Australian fintechs are growing their revenue, with the average fintech company enjoying a 200% revenue bump, a new report by consultancy EY has found.
But while fintechs are growing, they’re also burning through cash, with the average fintech burning $1.3 million a year.
Key findings of the EY 2017 industry census:
“One in seven fintechs stated that they are currently profitable,” the study said.
“Of those that have not started to realise profit, their current burn rate is on average $115k a month. This is an increase in what was seen last year where the burn rate was $84k month.”
The report, entitled FinTech Australia 2017, surveyed 166 fintech companies across the country. It found that the industry was heavily skewed towards New South Wales and men, with 54% of the industry having its base in NSW and 75% of industry staff being male.
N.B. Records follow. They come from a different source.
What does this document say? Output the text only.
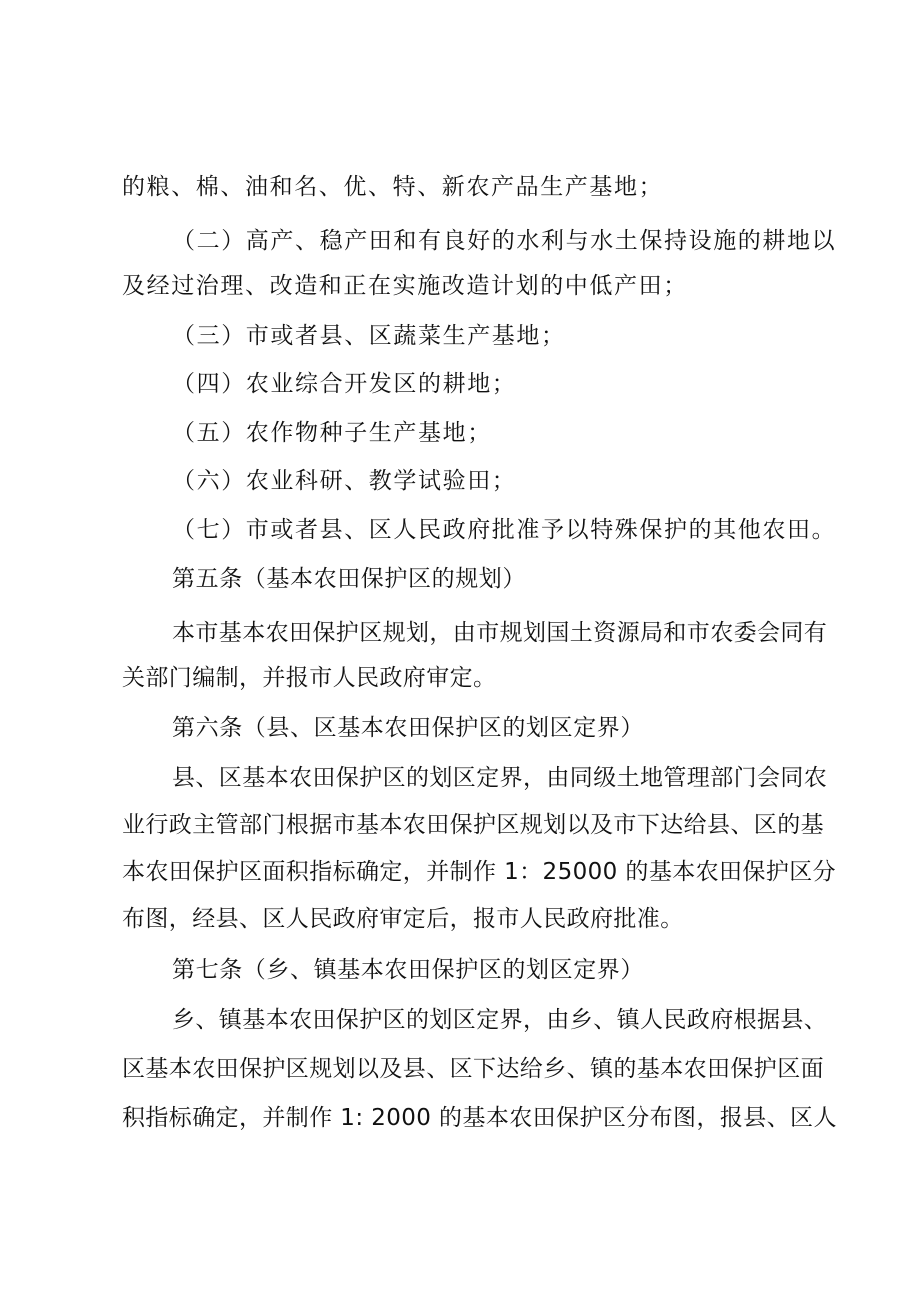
的粮、棉、油和名、优、特、新农产品生产基地；
（二）高产、稳产田和有良好的水利与水土保持设施的耕地以
及经过治理、改造和正在实施改造计划的中低产田；
（三）市或者县、区蔬菜生产基地；
（四）农业综合开发区的耕地；
（五）农作物种子生产基地；
（六）农业科研、教学试验田；
（七）市或者县、区人民政府批准予以特殊保护的其他农田。
第五条（基本农田保护区的规划）
本市基本农田保护区规划，由市规划国土资源局和市农委会同有
关部门编制，并报市人民政府审定。
第六条（县、区基本农田保护区的划区定界）
县、区基本农田保护区的划区定界，由同级土地管理部门会同农
业行政主管部门根据市基本农田保护区规划以及市下达给县、区的基
本农田保护区面积指标确定，并制作 1：25000 的基本农田保护区分
布图，经县、区人民政府审定后，报市人民政府批准。
第七条（乡、镇基本农田保护区的划区定界）
乡、镇基本农田保护区的划区定界，由乡、镇人民政府根据县、
区基本农田保护区规划以及县、区下达给乡、镇的基本农田保护区面
积指标确定，并制作 1: 2000 的基本农田保护区分布图，报县、区人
As well as revenue, fintech companies are also growing customer awareness, with the survey finding "rapidly growing usage" of fintech. This was particularly true among young Australians, who are more trusting of and able to use new technologies.
Attracting talent, particularly in software and engineering, is still the major challenge for fintech companies, with half of all companies saying they were struggling.
“While emerging government initiatives such as the STEM pathway and entrepreneur visas are likely to assist in the future, talent is mainly recruited through contacts formed by fintech co-founders, however as fintechs mature reliance on recruitment agencies increases,” the report said.
In terms of policy, fintechs overwhelmingly want more government investment in research and development. Fintechs hope more R&D spending will improve their technology and their platform. Another major issue was taxes, with 80% of fintechs wanting them lowered -- particularly capital gains and payroll tax, the report found.
FinTech Australia’s president Simon Cant said the report results illustrated that Australia’s fintech industry was increasingly becoming the first choice of financial services for many Australians.
“The fact that the industry has experienced a tripling in median revenue is a strong sign that fintech firms are acquiring customers and making strong inroads into the traditional financial services sector,” he said.
“This year’s results though show that Australian fintech has really started to come of age, with substantial increases in the proportion of fintechs that now post revenue as well as those that are planning international expansion.”